Using our own aircraft for this mission could be shortsighted as it would continue to strain our overworked inventory and gamble that future readiness levels could be maintained imagining that budgets for refurbishment or replacement will be sufficient. From our perspective in Congress, that assumption may prove to be imprudent. We are almost $20 trillion in debt and cost effectiveness in how every mission is accomplished must begin to be a major part of the thinking of senior military leaders.
It is our understanding that although there is the highest level support within the Afghan government and military for this program, our military leaders had no interest in learning the details of this potential opportunity. Instead, we sense a certain indifference to battlefield outcomes and deference to bureaucratic process. It is tragic and ironic to read reports that the Afghans may seek support from others, including the Russians, to help on this issue.

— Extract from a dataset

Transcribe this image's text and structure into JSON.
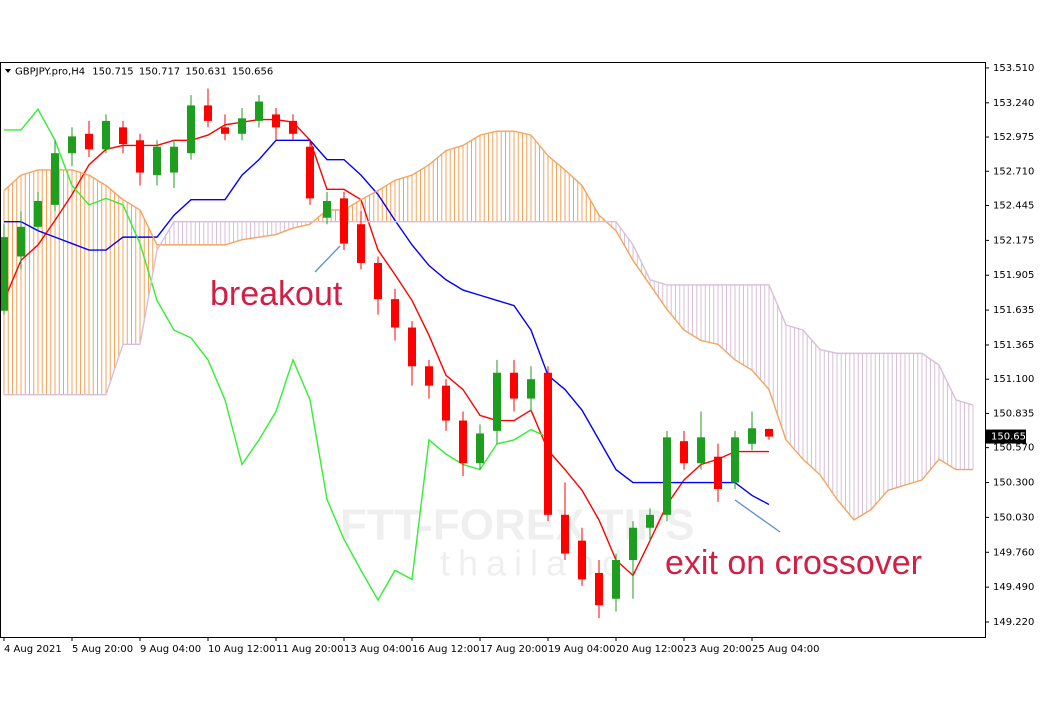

This episode has not inspired confidence in Congress about the professionalism of our top military leaders. Many of us in Congress have been engaged in dealings with Afghanistan for many decades, and when expressing our concerns to the senior military leaders in Afghanistan we were ignored or rebuffed. All we expected was a professional response, which we did not get. Certainly we support proper procedure and compliance with appropriate laws and acquisition regulations. We expect that as part of the response to this letter that you acknowledge that there is no legal restriction preventing serious consideration by the US military of alternative battlefield concepts, especially when being presented to you by Members of the House Senate. America’s military personnel have done their duty in Afghanistan, sometimes at the expense of their own lives, and we owe it them and their families to do what we can and examine every alternative to ensure that their sacrifice has not been made in vain."